In patients with severe neutropenia, we identified two heterozygous variants (c.-70G>C and c.96T>C, p.Thr32Thr) in the JAGN1 gene, which is essential for neutrophil differentiation. Additionally, severe neutropenia patients had variants in CTLA4 (c.49A>G, p.Thr17Ala) and TGFB1 (c.29C>T, p.Pro10Leu), genes involved in immune regulation and cell survival and which have previously been recognized as modifier genes in various immunological conditions.
This research underscores the potential significance of modifier genes in shaping the diverse course of neutropenia in GSD Ib, highlighting the need for further functional studies to elucidate the precise roles of these variants in disease presentation. Investigating potential genetic modifiers can provide valuable insights into the molecular base of the disease and guide future research focused on developing customized therapeutic approaches for the specific neutropenic phenotype.
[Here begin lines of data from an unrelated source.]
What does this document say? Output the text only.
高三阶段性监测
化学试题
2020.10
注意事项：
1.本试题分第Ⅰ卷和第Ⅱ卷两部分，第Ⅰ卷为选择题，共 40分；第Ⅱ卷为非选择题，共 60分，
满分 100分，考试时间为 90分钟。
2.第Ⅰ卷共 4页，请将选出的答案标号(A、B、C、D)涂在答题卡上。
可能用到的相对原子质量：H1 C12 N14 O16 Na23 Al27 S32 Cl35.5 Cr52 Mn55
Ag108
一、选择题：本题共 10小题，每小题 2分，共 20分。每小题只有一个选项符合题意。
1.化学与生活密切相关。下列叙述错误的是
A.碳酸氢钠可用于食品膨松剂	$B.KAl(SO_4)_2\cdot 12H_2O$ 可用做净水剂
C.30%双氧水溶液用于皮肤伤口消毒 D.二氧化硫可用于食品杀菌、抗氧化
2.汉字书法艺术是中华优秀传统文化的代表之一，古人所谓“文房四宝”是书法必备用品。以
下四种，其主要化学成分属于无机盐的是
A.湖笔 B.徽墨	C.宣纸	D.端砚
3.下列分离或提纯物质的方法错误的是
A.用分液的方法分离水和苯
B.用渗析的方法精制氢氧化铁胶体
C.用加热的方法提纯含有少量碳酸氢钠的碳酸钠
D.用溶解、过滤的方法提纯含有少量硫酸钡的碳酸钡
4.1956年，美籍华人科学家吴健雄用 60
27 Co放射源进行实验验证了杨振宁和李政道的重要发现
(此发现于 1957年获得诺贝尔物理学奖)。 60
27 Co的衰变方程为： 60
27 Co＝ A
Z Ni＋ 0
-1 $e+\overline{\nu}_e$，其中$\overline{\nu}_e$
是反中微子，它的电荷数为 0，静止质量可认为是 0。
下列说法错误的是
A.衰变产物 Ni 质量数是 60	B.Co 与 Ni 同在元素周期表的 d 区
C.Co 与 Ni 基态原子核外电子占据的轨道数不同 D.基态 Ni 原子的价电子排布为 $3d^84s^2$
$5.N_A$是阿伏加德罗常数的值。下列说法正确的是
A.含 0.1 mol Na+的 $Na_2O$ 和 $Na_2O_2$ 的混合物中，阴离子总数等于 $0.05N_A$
Keywords: GSD Ib, WGS, modifier genes
Acknowledgment: This research was supported by the Science Fund of the Republic of Serbia, #Grant No. 6999, New concept for treatment of glycogen storage disease Ib and diabetes mellitus type 2: small molecule compounds able to adjust glucose level through binding glucose-6-phospate translocase – GlucoAdjust.